The intervention was introduced into one set of communities served by the Sena Health Centre; other similar neighbouring communities in the clinic’s catchment area served as controls. Patients on antiretroviral medications were invited to form microclinic groups. These groups included five to 15 family members, close friends or other members of the patients’ social network, regardless of HIV status. Pre-existing social groups such as churches, soccer teams and money lending clubs were also invited to form microclinic groups and participate. Each microclinic group was assigned a community health worker and a facilitator. All participants received confidential HIV testing and counselling.
“Microclinics are not a traditional support group composed of people confronting a similar challenge, many of whom may not know each other. Instead, microclinics use organic networks to drive positive behaviour. And since patients receive support from existing networks, support is sustained,” said study co-author Dr Daniel Zoughbie, CEO of Microclinic International.
The participants attended 10 group-discussion sessions over five months. The sessions educated participants about HIV prevention and treatment, promoted group support through discussions about confidentiality and HIV status disclosure, encouraged group support to assist in taking anti-HIV medications faithfully and making clinic appointments, and encouraged participants to outreach to the community to promote HIV testing and clinic enrolment. At the end of the intervention, participants were invited to take part in voluntary group HIV testing.
“Previously, stigma blocked access to social support because patients didn’t disclose. Microclinics opened up discussion and became the catalyst for destigmatising HIV. This led to access to support within social networks. Friends and family supported patients in getting to clinic appointments and, in turn, expected appointments to be kept. They supported patients’ taking medications as directed and expected patients to take them. Silence was replaced by active support,” said Hickey.

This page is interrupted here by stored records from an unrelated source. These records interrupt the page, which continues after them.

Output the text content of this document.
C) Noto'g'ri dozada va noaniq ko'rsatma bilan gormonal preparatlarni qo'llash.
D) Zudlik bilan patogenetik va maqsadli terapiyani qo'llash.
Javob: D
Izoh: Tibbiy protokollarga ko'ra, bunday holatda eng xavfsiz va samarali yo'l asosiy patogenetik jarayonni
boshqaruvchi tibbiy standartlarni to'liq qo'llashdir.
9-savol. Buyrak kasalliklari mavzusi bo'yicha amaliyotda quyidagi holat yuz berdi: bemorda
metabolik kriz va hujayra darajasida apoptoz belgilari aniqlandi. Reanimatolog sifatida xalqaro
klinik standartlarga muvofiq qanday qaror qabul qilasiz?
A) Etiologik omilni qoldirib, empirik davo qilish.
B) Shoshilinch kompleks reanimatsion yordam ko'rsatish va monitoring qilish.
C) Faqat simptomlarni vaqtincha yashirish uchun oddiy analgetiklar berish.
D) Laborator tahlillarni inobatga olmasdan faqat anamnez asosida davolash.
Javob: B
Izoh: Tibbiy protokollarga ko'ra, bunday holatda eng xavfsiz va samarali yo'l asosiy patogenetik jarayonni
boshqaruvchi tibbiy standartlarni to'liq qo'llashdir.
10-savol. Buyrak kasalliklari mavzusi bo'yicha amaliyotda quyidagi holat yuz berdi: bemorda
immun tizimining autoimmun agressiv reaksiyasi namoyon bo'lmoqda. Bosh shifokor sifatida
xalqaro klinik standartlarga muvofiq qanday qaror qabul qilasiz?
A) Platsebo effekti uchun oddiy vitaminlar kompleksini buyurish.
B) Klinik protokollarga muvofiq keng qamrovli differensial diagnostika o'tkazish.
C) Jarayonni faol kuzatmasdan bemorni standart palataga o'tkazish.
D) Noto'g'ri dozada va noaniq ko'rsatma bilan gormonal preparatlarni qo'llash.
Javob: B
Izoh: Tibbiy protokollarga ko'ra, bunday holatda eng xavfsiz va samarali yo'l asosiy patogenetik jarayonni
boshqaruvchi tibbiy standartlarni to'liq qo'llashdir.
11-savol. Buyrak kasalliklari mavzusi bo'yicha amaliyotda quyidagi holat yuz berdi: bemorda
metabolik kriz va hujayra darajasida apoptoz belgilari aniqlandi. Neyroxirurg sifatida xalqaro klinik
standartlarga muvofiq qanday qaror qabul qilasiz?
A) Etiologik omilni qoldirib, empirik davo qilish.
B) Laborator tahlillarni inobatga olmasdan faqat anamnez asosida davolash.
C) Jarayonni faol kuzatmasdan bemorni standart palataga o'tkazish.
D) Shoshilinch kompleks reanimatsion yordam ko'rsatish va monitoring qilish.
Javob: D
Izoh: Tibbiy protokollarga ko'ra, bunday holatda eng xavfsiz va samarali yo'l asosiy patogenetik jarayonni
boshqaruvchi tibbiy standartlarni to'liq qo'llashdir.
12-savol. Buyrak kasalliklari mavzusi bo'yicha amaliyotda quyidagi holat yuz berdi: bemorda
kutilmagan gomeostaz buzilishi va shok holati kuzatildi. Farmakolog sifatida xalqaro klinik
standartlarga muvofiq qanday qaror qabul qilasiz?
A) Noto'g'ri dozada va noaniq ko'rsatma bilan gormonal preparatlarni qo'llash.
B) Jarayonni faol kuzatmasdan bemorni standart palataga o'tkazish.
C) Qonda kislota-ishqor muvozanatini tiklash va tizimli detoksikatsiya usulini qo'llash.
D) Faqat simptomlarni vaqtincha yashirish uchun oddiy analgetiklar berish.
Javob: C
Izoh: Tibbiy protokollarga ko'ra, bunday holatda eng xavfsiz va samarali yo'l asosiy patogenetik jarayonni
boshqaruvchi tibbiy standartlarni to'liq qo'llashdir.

“UNAIDS has set a goals aiming to have 90% of people with HIV in the world successfully treated and retained in care by 2020. The microclinic intervention, which redefines the unit of care from an individual to an individual and his/her social network, is a cost effective, scalable initiative that could help governments meet their targets,” said study co-author, Dr Craig Cohen, UCSF professor of obstetrics, gynaecology and reproductive sciences.
Piloted by Médecins Sans Frontières/Doctors Without Borders (MSF) in Khayelitsha, the award-winning ART Adherence Club model focuses on patient participation and peer support, for improved treatment adherence. This simple model allows patient groups to collect pre-packed, two-month supplies of treatment from lay health workers either at the clinic or outside of the clinic – whether at a local library or at a fellow patient’s home.
ART Adherence Clubs give stable adherent HIV patients easier access to their treatment, while unclogging clinics and freeing up scarce nurses and doctors to manage new or at-risk HIV patients.
Today, the Cape Town Metro is home to more than 400 of these clubs as part of a partnership between MSF, the Western Cape Department of Health, Cape Town’s City Health and the Institute for Healthcare Improvement.